Sequelas e união da família
Os longos meses de internação e todos os problemas de saúde que vieram depois que José contraiu o coronavírus deixaram sequelas e, apesar de ter tido alta, ele continua utilizando oxigênio em casa e tem dificuldades de se movimentar.
“A sequela ficou por conta do tempo, porque ele ficou muito tempo no ventilador mecânico. Ele ainda usa o oxigênio em casa. Ele consegue ficar sem por um tempo, mas ainda não totalmente sem. E também precisa fazer fisioterapia motora e respiratória. A gente vê que ele já consegue fazer alguns movimentos, mas mexer as pernas e os quadris, está muito difícil. A prefeitura só consegue mandar a fisioterapeuta uma vez por semana por 30 minutos”, conta Talita.
A enfermeira explica que apesar de ser importante, o tratamento disponibilizado pela prefeitura ainda é muito pouco e que seu pai precisaria de mais sessões semanais, além de alimentos específicos e equipamentos para que ele consiga recuperar os movimentos.
Por isso, a família e os amigos começaram a se mobilizar arrecadando objetos e fazendo rifas para conseguir arcar com as despesas necessárias para a recuperação de José em casa.
“Estamos tendo os gastos com os cuidados com ferida, a alimentação, a sonda e pedimos doações para os amigos e a família. Nos deram produtos e comida para rifar e usarmos para pagar a fisioterapia. Rifamos leitoas, dia de beleza no salão e conseguimos comprar fralda, alimentação, medicamentos. O curativo fica muito caro e tudo que a médica disse que era bom, compramos. Agora estamos rifando uma mesa de bilhar. Ele estava sem trabalhar e eu estou tentando ver se ele consegue o auxílio doença”, relata Talita.
A família, que tentou se manter forte durante esse período tão difícil, precisou recorrer a um atendimento psicológico e fazer até uso de medicamentos depois de desenvolver ansiedade. Talita recorda que lidar com casos de coronavírus no trabalho e viver essa situação na família foi muito desgastante para sua saúde mental.
“Todos aqui em casa estamos fazendo acompanhamento com o psicólogo, tomando remédio para ansiedade, porque foi muito difícil. Tentamos segurar até quando deu e depois não conseguimos mais controlar. E você atendendo pacientes assim no hospital e passando por isso em casa é muito difícil.”
Talita conta ainda que o pai emagreceu quase 30 kg após a longa internação e que os familiares ficaram surpresos ao ver José a mudança quando vieram ele saindo do hospital.
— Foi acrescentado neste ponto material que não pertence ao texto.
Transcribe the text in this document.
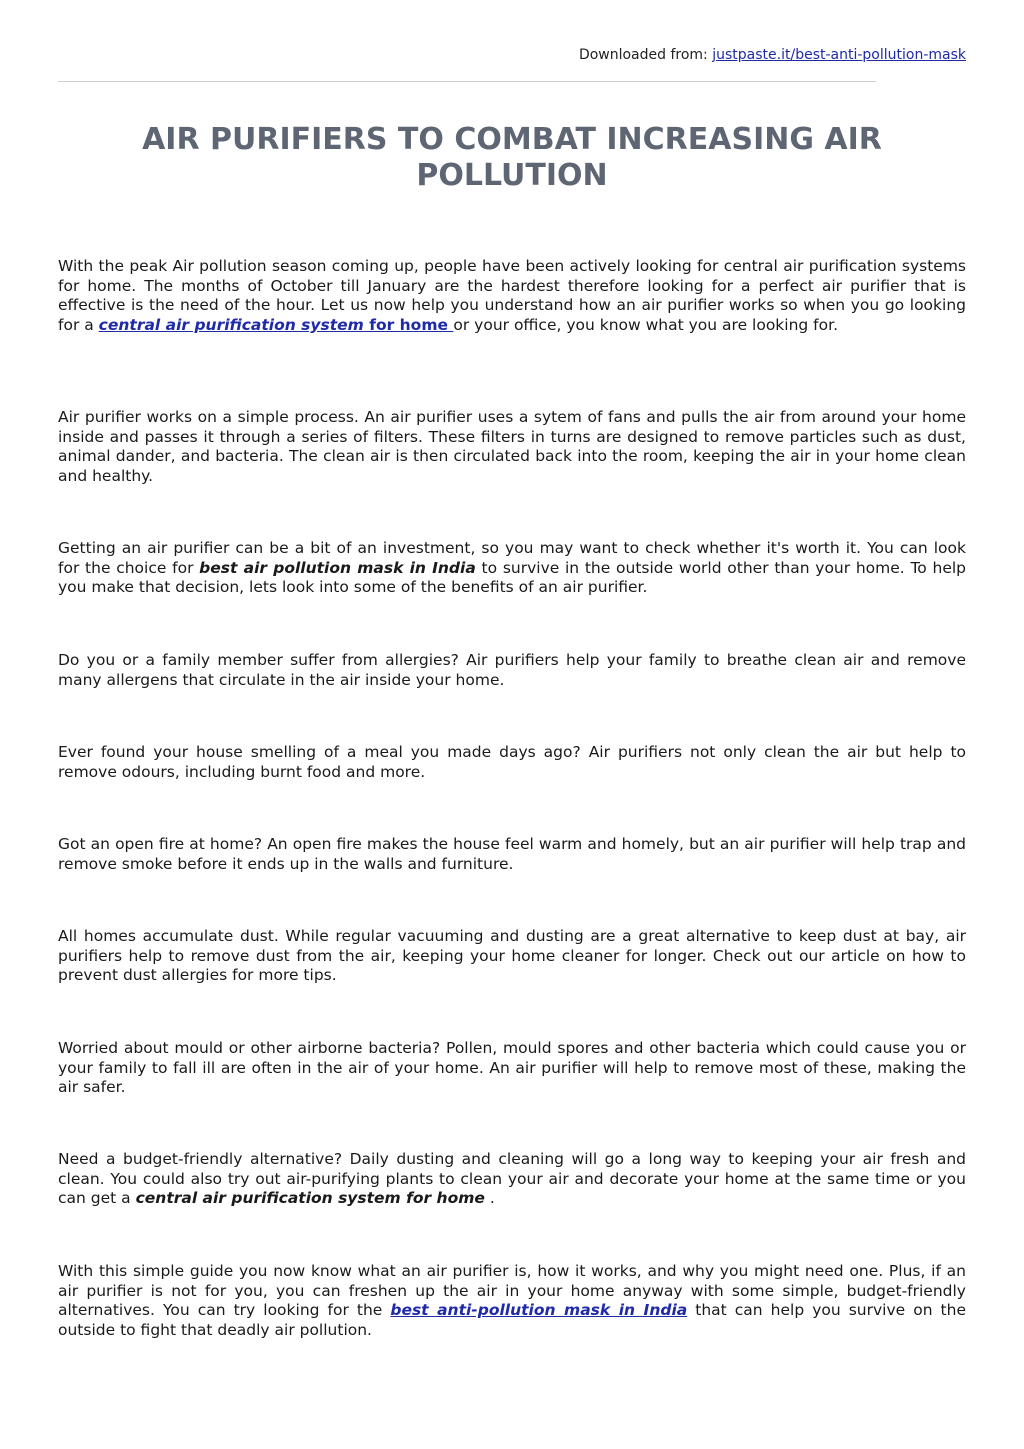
Downloaded from: justpaste.it/best-anti-pollution-mask
AIR PURIFIERS TO COMBAT INCREASING AIR POLLUTION

With the peak Air pollution season coming up, people have been actively looking for central air purification systems for home. The months of October till January are the hardest therefore looking for a perfect air purifier that is effective is the need of the hour. Let us now help you understand how an air purifier works so when you go looking for a central air purification system for home or your office, you know what you are looking for.

Air purifier works on a simple process. An air purifier uses a sytem of fans and pulls the air from around your home inside and passes it through a series of filters. These filters in turns are designed to remove particles such as dust, animal dander, and bacteria. The clean air is then circulated back into the room, keeping the air in your home clean and healthy.

Getting an air purifier can be a bit of an investment, so you may want to check whether it's worth it. You can look for the choice for best air pollution mask in India to survive in the outside world other than your home. To help you make that decision, lets look into some of the benefits of an air purifier.

Do you or a family member suffer from allergies? Air purifiers help your family to breathe clean air and remove many allergens that circulate in the air inside your home.

Ever found your house smelling of a meal you made days ago? Air purifiers not only clean the air but help to remove odours, including burnt food and more.

Got an open fire at home? An open fire makes the house feel warm and homely, but an air purifier will help trap and remove smoke before it ends up in the walls and furniture.

All homes accumulate dust. While regular vacuuming and dusting are a great alternative to keep dust at bay, air purifiers help to remove dust from the air, keeping your home cleaner for longer. Check out our article on how to prevent dust allergies for more tips.

Worried about mould or other airborne bacteria? Pollen, mould spores and other bacteria which could cause you or your family to fall ill are often in the air of your home. An air purifier will help to remove most of these, making the air safer.

Need a budget-friendly alternative? Daily dusting and cleaning will go a long way to keeping your air fresh and clean. You could also try out air-purifying plants to clean your air and decorate your home at the same time or you can get a central air purification system for home .

With this simple guide you now know what an air purifier is, how it works, and why you might need one. Plus, if an air purifier is not for you, you can freshen up the air in your home anyway with some simple, budget-friendly alternatives. You can try looking for the best anti-pollution mask in India that can help you survive on the outside to fight that deadly air pollution.
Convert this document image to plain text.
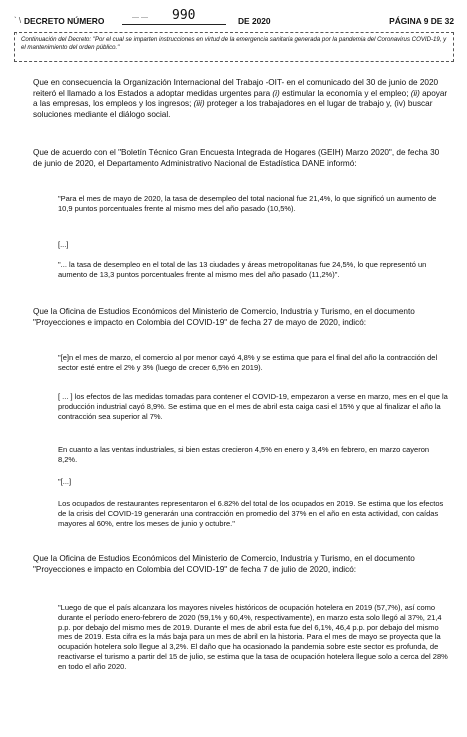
` \ DECRETO NÚMERO	— — 990	DE 2020	PÁGINA 9 DE 32
' Continuación del Decreto: "Por el cual se imparten instrucciones en virtud de la emergencia sanitaria generada por la pandemia del Coronavirus COVID-19, y el mantenimiento del orden público."

Que en consecuencia la Organización Internacional del Trabajo -OIT- en el comunicado del 30 de junio de 2020 reiteró el llamado a los Estados a adoptar medidas urgentes para (i) estimular la economía y el empleo; (ii) apoyar a las empresas, los empleos y los ingresos; (iii) proteger a los trabajadores en el lugar de trabajo y, (iv) buscar soluciones mediante el diálogo social.

Que de acuerdo con el "Boletín Técnico Gran Encuesta Integrada de Hogares (GEIH) Marzo 2020", de fecha 30 de junio de 2020, el Departamento Administrativo Nacional de Estadística DANE informó:

"Para el mes de mayo de 2020, la tasa de desempleo del total nacional fue 21,4%, lo que significó un aumento de 10,9 puntos porcentuales frente al mismo mes del año pasado (10,5%).

[...]

"... la tasa de desempleo en el total de las 13 ciudades y áreas metropolitanas fue 24,5%, lo que representó un aumento de 13,3 puntos porcentuales frente al mismo mes del año pasado (11,2%)".

Que la Oficina de Estudios Económicos del Ministerio de Comercio, Industria y Turismo, en el documento "Proyecciones e impacto en Colombia del COVID-19" de fecha 27 de mayo de 2020, indicó:

"[e]n el mes de marzo, el comercio al por menor cayó 4,8% y se estima que para el final del año la contracción del sector esté entre el 2% y 3% (luego de crecer 6,5% en 2019).

[ ... ] los efectos de las medidas tomadas para contener el COVID-19, empezaron a verse en marzo, mes en el que la producción industrial cayó 8,9%. Se estima que en el mes de abril esta caiga casi el 15% y que al finalizar el año la contracción sea superior al 7%.

En cuanto a las ventas industriales, si bien estas crecieron 4,5% en enero y 3,4% en febrero, en marzo cayeron 8,2%.

"[...]

Los ocupados de restaurantes representaron el 6.82% del total de los ocupados en 2019. Se estima que los efectos de la crisis del COVID-19 generarán una contracción en promedio del 37% en el año en esta actividad, con caídas mayores al 60%, entre los meses de junio y octubre."

Que la Oficina de Estudios Económicos del Ministerio de Comercio, Industria y Turismo, en el documento "Proyecciones e impacto en Colombia del COVID-19" de fecha 7 de julio de 2020, indicó:

"Luego de que el país alcanzara los mayores niveles históricos de ocupación hotelera en 2019 (57,7%), así como durante el período enero-febrero de 2020 (59,1% y 60,4%, respectivamente), en marzo esta solo llegó al 37%, 21,4 p.p. por debajo del mismo mes de 2019. Durante el mes de abril esta fue del 6,1%, 46,4 p.p. por debajo del mismo mes de 2019. Esta cifra es la más baja para un mes de abril en la historia. Para el mes de mayo se proyecta que la ocupación hotelera solo llegue al 3,2%. El daño que ha ocasionado la pandemia sobre este sector es profunda, de reactivarse el turismo a partir del 15 de julio, se estima que la tasa de ocupación hotelera llegue solo a cerca del 28% en todo el año 2020.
“A gente acredita que ele perdeu quase 30 kg, se não mais. Ele saiu do hospital com 74 kg e deu entrada com 100 kg. Quando conseguimos ver ele pela primeira vez assustamos. A coloração da pele mudou por conta dos remédios, e ele emagreceu muito. Ele sempre foi forte e agora as pernas estão finas e conseguimos ver os ossos”
José, mais conhecido pelos amigos como “Galo”, agora em casa terá que ter muita paciência para se adaptar a essa nova realidade e conseguir se recuperar, mas sabendo que pode contar com todo o apoio da família e dos amigos. Talita, a irmã Daniela, e o próprio José fizeram até mesmo uma promessa para a sua recuperação.
“Ele ainda fica confuso, acha que tem que trabalhar e a médica ainda não sabe se isso vai ser uma sequela do AVC. Ele pede para levantar, para sair, mas a gente pede paciência, porque tem que ir aos poucos. A recuperação está sendo boa, até a fisioterapeuta falou.”
E completa emocionada. “Muitas vezes a resposta era que ele não iria sair e nada daria certo e a gente disse que quem falaria isso era Deus. Ele fez promessa porque é devoto de Nossa Senhora de Aparecida e eu prometi com minha irmã que vamos descer e subir aquela passarela de joelhos.”